Lagonissi (Greek: Λαγονήσι meaning "jackrabbit island") is a seaside residential area in the southern part of Kalyvia Thorikou in East Attica. It is situated close to the shore and on a peninsula by the Saronic Gulf. Lagonisi is located approximately 30 km southeast of Athens and 35 km northwest of Cape Sounio. Restaurant facilities, cafeterias and bars are located mainly at the heart of Lagonissi, close to Kalyvion Avenue (the road connecting Lagonissi with Kalyvia Thorikou). It is part of Athens metropolitan area.

Beaches 

Lagonisi has many beautiful sandy beaches including those of Pefko, Agios Nikolas and Galazia Akti.

Education 

The increasing number of new residents, most notably from the southern suburbs of Athens has led to the construction of public schools for children of all ages. Most specifically, the last decades there have been built two nursery schools, two primary schools, one middle school and one high school. There are also two private nursery schools, one of whom is English-speaking.

Transportation 

Greek National Road 91 connects Lagonissi with Athens and Sounio, while Thorikou road connects Lagonisi with Greek National Road 89.  OASA (Athens Urban Transport Organisation) operates a frequent all-year round bus service to and from Elliniko metro station with the designation 122. The average travel time between Lagonisi and Elliniko metro station is about 50 minutes. Furthermore, there is a KTEL coach service connecting central Athens with the entire coastal area of western Attica, from Palaio Faliro to Cape Sounion. An inter-municipality bus service operating four to five times per day connects Lagonissi with Kalyvia Thorikou.

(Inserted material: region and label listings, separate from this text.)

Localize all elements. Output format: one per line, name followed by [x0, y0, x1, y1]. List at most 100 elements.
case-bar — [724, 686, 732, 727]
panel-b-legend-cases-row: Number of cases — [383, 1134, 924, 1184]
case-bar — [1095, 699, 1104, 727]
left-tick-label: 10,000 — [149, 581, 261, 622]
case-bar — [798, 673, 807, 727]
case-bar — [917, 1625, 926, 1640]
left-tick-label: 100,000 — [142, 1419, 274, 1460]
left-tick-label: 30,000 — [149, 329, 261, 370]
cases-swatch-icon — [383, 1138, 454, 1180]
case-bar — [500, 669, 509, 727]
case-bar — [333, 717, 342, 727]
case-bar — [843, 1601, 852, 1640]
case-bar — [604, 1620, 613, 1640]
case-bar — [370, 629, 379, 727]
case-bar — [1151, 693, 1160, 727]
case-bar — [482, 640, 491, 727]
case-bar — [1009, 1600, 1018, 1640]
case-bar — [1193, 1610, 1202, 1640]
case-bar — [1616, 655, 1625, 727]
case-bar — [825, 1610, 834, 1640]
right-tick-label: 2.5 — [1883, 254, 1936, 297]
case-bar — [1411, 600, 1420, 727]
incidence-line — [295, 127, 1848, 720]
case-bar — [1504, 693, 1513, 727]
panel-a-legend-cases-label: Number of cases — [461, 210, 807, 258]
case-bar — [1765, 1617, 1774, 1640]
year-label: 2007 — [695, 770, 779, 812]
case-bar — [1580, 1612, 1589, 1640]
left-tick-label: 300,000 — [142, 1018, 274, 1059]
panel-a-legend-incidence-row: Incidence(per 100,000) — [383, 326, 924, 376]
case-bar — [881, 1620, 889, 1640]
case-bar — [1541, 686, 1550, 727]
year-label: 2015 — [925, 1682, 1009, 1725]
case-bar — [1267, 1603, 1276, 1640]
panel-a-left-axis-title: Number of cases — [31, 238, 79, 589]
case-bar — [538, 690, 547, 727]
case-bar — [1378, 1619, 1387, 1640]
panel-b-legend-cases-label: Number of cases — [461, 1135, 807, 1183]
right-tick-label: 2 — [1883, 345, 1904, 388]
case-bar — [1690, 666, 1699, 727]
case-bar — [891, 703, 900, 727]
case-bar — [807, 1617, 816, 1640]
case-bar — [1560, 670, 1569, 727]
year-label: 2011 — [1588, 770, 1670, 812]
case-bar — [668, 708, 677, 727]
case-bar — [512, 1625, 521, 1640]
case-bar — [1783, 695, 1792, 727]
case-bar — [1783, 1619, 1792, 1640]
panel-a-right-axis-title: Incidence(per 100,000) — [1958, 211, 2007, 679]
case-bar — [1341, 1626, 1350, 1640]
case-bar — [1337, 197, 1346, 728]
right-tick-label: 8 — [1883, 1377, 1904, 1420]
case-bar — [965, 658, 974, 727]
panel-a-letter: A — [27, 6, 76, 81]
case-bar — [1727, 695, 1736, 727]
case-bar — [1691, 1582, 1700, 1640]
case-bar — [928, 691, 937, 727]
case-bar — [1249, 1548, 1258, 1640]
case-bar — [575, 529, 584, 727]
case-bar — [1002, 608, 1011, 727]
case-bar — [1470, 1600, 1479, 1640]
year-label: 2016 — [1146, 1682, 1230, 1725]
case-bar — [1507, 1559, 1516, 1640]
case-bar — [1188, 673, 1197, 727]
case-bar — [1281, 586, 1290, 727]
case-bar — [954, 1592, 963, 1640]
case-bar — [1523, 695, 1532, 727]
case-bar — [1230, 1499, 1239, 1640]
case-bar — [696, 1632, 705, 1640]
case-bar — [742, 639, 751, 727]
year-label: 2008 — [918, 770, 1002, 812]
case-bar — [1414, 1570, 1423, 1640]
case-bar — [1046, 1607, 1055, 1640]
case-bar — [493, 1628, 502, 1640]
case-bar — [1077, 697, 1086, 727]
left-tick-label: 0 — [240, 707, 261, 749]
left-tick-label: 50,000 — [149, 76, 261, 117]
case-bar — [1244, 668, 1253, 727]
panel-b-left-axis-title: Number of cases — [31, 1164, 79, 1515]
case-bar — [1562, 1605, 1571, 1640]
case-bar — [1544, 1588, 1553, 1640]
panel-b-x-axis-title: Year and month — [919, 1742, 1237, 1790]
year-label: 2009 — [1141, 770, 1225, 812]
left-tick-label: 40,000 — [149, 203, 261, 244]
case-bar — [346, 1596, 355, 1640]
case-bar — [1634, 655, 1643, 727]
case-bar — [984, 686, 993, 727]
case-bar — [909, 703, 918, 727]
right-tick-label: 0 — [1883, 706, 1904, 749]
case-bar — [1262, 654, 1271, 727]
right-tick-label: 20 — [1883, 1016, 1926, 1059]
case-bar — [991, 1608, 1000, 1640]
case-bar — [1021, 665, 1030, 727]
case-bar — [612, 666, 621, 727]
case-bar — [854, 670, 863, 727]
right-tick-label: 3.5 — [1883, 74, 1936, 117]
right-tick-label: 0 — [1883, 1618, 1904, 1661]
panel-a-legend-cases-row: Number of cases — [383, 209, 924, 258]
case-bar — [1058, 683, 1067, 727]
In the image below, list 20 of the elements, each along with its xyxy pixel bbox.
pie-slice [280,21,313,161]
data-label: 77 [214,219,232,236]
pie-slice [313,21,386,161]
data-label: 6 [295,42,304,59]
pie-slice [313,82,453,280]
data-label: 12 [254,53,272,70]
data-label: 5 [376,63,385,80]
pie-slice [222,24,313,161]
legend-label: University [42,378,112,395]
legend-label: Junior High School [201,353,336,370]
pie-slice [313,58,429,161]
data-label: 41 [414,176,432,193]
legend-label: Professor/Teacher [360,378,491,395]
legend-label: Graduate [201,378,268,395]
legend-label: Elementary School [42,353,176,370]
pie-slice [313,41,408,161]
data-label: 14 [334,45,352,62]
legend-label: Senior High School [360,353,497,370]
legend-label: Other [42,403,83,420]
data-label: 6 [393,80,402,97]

Taxi service is available as well.

Sports

Lagonisi has an indoor basketball/volleyball arena located close to the middle school. There are numerous outdoor basketball courts and football pitches, a tennis court and two beach volleyball courts. Furthermore, there is a gym and many indoor areas provide lessons for martial arts, yoga and aerobic exercises. An equestrian club called "St.George" is located in the eastern outskirts of the community as well.